Source Code, Datasets
ParIS+: Data Series Indexing on Multi-Core Architectures
Botao Peng, Panagiota Fatourou, Themis Palpanas
Data series similarity search is a core operation for several data series analysis applications across many different domains. Nevertheless, even state-of-the-art techniques cannot provide the time performance required for large data series collections. We propose ParIS and ParIS+, the first disk-based data series indices carefully designed to inherently take advantage of multi-core architectures, in order to accelerate similarity search processing times. Our experiments demonstrate that ParIS+ completely removes the CPU latency during index construction for disk-resident data, and for exact query answering is up to 1 order of magnitude faster than the current state of the art index scan method, and up to 3 orders of magnitude faster than the optimized serial scan method. ParIS+ (which is an evolution of the ADS+ index) owes its efficiency to the effective use of multi-core and multi-socket architectures, in order to distribute and execute in parallel both index construction and query answering, and to the exploitation of the Single Instruction Multiple Data (SIMD) capabilities of modern CPUs, in order to further parallelize the execution of instructions inside each core.
You may freely use this code for research purposes, provided that you properly acknowledge the authors using the following reference:
Botao Peng, Panagiota Fatourou, Themis Palpanas. ParIS+: Data Series Indexing on Multi-Core Architectures.
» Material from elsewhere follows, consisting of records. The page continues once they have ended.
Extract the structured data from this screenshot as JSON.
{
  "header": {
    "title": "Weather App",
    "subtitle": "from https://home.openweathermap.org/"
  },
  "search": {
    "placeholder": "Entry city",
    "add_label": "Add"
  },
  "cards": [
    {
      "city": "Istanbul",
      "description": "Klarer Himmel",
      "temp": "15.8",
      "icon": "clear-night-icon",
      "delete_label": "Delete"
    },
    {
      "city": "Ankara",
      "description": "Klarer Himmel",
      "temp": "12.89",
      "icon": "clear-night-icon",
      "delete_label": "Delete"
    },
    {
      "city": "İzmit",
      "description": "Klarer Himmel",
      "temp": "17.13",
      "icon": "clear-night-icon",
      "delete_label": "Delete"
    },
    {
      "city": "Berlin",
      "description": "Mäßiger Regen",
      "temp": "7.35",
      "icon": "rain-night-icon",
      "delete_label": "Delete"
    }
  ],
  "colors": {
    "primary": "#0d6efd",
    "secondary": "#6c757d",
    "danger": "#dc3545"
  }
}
IEEE Transactions on Knowledge and Data Engineering (TKDE), 2020.
- Zip file with source code for all the algorithms used in the paper will be made available after the acceptance of the paper (email the authors for the password).
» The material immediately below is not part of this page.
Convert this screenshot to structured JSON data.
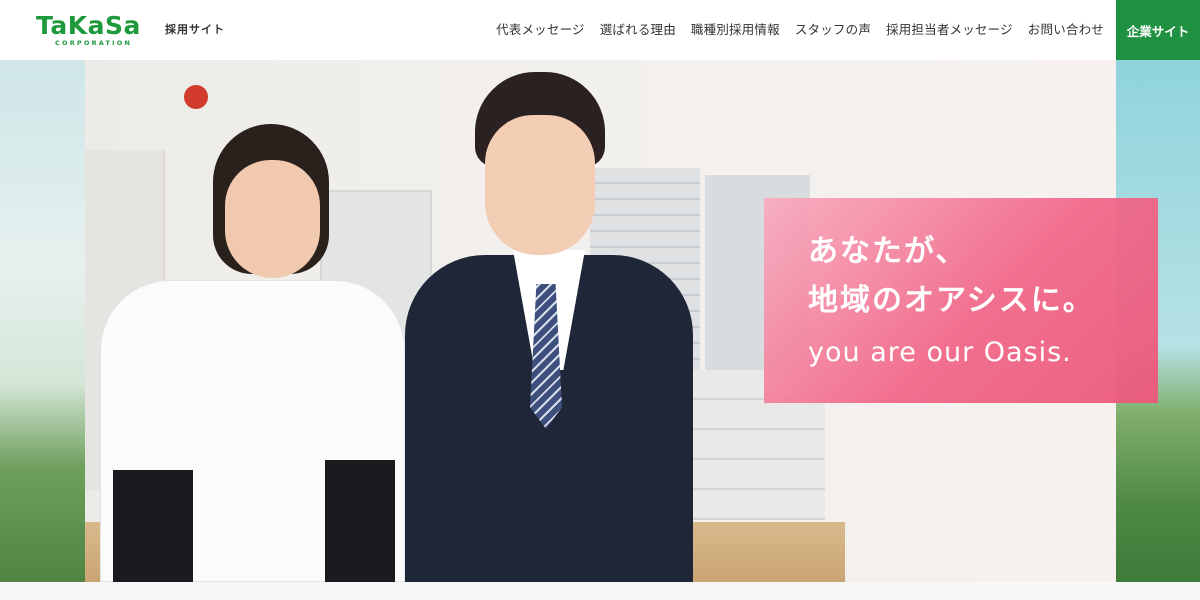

We produced a set of synthetic datasets with sizes from 50 million to 250 million data series composed by random walks of length 256. Each data point in the data series is produced as xi+1=N(xi,1), where N(0,1) is a standard normal distribution.
The synthetic data generator code is included in the source code we are making available.
Our method was tested on two real datasets.
- For our first real dataset, Seismic, we used the IRIS Seismic Data Access repository to gather data series representing seismic waves from various locations.
We obtained 100 million data series of size 256.
The complete dataset size was 110 GB.
- The second real dataset, SALD, includes neuroscience MRI data.
The dataset comprised of 200 million data series of size 128.
The complete dataset size was 100GB.